Substance P-related antagonists inhibit vasopressin and bombesin but not 5?-3-O-(thio) triphosphate-stimulated inositol phosphate production in swiss 3T3 cells

Abstract

The substance P (SP) analogues [DArg¹, DPhe⁵, DTrp^7,9, Leu¹¹] SP (AntD) and [Arg⁶, DTrp^7,9, MePhe⁸] SP (6–11) (AntG) inhibit the action of many different neuropeptides including SP. These analogues might be useful in the treatment of small cell lung cancer but their mechanism of action is unclear. Here, we analyzed the effect of AntD and AntG on neuropeptide vs. guanosine 5′-3-O-(thio) triphosphate (GTPγS) stimulated inositol phosphate generation in permeabilized Swiss 3T3 cells.

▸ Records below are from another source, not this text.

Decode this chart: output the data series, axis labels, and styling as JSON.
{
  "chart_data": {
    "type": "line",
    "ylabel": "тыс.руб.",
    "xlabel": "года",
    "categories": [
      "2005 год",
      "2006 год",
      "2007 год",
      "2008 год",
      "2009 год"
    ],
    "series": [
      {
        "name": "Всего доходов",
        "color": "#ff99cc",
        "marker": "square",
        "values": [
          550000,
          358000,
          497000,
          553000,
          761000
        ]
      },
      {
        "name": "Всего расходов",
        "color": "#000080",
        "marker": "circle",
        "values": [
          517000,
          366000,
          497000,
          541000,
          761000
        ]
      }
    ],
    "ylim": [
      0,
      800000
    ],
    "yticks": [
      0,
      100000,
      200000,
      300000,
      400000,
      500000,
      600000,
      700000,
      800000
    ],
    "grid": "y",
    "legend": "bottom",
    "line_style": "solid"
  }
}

AntD inhibited vasopressin and bombesin stimulated inositol phosphate formation (IC₅₀ of 0.75 μM and 2 μM, respectively). Similarly, AntG inhibited vasopressin-stimulated inositol phosphate generation with an IC₅₀ of 1 μM. Strikingly, neither AntD up to 10 μM nor AntG up to 20 μM was able to inhibit GTPγS-stimulated inositol phosphate generation. Dose-response curves of neuropeptide-induced inositol phosphate generation were dramatically displaced to the right by either 10 μM AntD or 20 μM AntG. However, neither antagonist affected the dose response of GTPγS-stimulated inositol phosphate generation. Furthermore, 20 μM AntD had no effect on AIF⁻₄-induced inositol phosphates in COS-1 cells transfected with G_αq. AntD inhibited [³H]vasopressin binding competitively in intact Swiss 3T3 cells and both AntD and AntG inhibited [³H]vasopressin binding in Swiss 3T3 and rat liver membranes. Scatchard analysis revealed that AntD inhibited vasopressin binding by reducing receptor affinity without affecting receptor number in both intact and membrane preparations of Swiss 3T3 cells. The results strongly suggest that SP analogues AntD and AntG block the action of the Ca²⁺ mobilizing neuropeptides at the receptor level, rather than inhibiting G protein-stimulated inositol phosphate production.